Another disagreement with Lipps arises. And it is the case of the “feeling of oneness.” While Stein believes that there is a feeling of oneness, but it is not the position of Lipps.

For Lipps, there is a feeling of oneness, in the sense that the empathizer and the empathized become one. In other words, their experiences become exactly the same. Following this, there would a suspension of my real self due to the experience of empathy. I become the other.
However, Stein would say that Lipps’ position could not stand if “reflection” is brought into the picture. Sure, I might not have been aware of my own self when empathizing or that I was so absorbed into the empathized experience, but when I come to my senses and reflect about the experience, I know that the experience was non-primordial. So, in the end, what I experience as an empathizer is not mine, but another’s.

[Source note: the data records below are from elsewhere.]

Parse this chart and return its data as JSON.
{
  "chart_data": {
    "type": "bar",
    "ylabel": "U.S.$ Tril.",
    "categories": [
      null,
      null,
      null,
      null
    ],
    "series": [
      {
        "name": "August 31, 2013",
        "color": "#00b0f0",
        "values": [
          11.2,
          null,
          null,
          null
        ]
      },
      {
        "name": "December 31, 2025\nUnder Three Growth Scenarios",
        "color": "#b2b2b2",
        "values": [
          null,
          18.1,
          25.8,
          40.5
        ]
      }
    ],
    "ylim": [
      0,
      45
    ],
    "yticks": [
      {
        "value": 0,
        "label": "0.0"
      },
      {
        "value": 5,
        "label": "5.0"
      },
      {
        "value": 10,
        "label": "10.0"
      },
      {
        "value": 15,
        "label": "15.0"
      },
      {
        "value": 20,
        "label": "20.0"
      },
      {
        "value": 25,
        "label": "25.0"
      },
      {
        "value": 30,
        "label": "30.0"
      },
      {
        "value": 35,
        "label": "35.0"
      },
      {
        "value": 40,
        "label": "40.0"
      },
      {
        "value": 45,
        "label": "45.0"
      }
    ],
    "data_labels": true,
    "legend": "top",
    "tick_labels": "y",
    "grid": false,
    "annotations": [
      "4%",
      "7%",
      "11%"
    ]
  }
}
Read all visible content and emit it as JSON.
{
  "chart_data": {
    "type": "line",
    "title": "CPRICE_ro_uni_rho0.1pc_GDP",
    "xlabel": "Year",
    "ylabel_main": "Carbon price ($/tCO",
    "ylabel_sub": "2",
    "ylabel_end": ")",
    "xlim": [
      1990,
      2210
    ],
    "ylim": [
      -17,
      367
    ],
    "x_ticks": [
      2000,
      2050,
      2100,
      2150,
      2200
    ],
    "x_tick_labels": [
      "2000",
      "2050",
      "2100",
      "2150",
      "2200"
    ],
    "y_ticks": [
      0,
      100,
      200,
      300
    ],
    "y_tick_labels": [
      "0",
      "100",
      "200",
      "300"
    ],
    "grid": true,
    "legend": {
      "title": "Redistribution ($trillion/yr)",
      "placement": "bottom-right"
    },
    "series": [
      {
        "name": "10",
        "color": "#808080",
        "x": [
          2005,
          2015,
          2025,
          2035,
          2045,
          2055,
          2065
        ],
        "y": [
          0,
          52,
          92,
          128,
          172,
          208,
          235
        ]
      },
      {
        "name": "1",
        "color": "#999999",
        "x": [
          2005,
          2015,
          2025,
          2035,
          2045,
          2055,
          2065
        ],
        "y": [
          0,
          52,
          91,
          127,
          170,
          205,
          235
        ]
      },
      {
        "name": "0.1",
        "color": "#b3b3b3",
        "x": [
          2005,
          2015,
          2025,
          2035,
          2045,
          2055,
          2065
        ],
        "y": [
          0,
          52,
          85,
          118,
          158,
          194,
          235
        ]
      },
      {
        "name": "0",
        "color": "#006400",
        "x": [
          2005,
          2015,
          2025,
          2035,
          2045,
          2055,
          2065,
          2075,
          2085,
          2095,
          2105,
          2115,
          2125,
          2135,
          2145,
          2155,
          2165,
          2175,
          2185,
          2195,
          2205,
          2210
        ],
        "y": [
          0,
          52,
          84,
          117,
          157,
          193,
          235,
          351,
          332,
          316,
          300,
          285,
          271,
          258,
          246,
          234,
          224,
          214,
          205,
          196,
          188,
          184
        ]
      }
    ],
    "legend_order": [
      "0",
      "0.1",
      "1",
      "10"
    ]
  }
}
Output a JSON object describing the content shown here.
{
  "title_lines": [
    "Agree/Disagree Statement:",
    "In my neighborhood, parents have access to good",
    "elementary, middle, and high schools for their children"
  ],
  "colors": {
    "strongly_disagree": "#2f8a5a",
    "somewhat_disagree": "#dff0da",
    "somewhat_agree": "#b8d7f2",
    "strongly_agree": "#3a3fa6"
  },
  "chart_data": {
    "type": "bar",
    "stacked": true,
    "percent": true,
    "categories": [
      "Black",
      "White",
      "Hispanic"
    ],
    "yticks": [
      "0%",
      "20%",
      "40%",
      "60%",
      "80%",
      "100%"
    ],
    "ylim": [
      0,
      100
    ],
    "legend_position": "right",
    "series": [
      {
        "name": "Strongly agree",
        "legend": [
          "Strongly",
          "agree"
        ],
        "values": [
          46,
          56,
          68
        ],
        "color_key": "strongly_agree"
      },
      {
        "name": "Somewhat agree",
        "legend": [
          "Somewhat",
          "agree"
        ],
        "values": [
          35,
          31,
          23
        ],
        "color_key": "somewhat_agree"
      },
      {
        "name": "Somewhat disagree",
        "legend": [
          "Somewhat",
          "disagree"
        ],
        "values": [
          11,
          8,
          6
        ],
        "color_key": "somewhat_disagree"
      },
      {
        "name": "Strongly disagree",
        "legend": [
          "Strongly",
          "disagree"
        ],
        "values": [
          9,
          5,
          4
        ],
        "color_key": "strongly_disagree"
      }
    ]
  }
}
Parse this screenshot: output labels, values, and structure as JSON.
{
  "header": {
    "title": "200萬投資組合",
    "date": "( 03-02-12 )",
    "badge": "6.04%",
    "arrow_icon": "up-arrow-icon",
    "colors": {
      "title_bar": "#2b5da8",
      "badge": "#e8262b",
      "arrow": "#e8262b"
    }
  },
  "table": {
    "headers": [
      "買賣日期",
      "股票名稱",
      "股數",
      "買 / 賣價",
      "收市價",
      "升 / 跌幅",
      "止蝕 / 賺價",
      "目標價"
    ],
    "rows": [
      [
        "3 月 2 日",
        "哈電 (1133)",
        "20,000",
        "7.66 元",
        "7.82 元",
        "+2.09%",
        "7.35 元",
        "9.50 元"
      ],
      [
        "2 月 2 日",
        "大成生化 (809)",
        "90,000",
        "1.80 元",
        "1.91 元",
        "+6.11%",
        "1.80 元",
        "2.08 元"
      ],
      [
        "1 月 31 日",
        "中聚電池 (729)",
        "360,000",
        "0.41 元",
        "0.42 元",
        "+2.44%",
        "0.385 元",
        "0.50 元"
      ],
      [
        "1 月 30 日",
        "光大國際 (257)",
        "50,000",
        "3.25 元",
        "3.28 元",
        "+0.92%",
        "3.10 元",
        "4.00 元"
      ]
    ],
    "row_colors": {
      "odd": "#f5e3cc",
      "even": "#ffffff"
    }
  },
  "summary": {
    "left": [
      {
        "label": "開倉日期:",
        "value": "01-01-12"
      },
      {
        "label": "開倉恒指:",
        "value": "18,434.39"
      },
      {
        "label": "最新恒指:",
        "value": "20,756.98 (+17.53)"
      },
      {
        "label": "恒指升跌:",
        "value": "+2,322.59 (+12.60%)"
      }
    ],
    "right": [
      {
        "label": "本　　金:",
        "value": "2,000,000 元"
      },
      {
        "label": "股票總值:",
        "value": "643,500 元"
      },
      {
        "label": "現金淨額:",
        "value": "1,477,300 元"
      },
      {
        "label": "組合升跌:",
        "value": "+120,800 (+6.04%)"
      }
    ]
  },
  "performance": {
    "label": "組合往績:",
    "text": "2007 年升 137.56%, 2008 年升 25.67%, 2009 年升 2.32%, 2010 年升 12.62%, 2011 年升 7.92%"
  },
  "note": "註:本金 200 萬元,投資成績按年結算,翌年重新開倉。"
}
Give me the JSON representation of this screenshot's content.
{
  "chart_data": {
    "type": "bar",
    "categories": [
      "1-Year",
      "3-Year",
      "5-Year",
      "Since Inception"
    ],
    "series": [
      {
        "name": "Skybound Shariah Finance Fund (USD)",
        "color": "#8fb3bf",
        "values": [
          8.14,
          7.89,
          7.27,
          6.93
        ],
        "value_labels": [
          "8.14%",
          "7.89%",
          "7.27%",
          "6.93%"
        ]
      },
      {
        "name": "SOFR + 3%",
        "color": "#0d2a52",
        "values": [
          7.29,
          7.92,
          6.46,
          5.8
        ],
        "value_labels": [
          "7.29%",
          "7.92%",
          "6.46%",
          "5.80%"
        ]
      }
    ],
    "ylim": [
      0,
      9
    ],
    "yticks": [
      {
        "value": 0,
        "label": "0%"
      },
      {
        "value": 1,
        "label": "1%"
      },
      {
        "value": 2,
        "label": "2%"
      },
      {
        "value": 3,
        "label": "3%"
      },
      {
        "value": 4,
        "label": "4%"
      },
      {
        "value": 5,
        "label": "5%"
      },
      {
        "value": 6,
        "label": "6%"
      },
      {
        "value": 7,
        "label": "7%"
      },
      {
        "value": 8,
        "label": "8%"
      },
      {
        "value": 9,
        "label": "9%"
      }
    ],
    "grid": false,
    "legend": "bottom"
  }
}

So, in contrast, Stein would say that properly speaking the feeling of oneness is the case of “we-feeling.” We-feeling means enriched sympathy. In other words, it is the act of sympathy enriched by empathy. This is proper to a group setting, where there are several members feeling the same feeling over the same event. The feeling of oneness here is when we know each other’s feelings to the point where each one of us identifies with the “we” (i.e. the group) rather than with ourselves.
Watching a concert together, then feeling the same intense feeling, and reacting in the same way is an example of this feeling of oneness.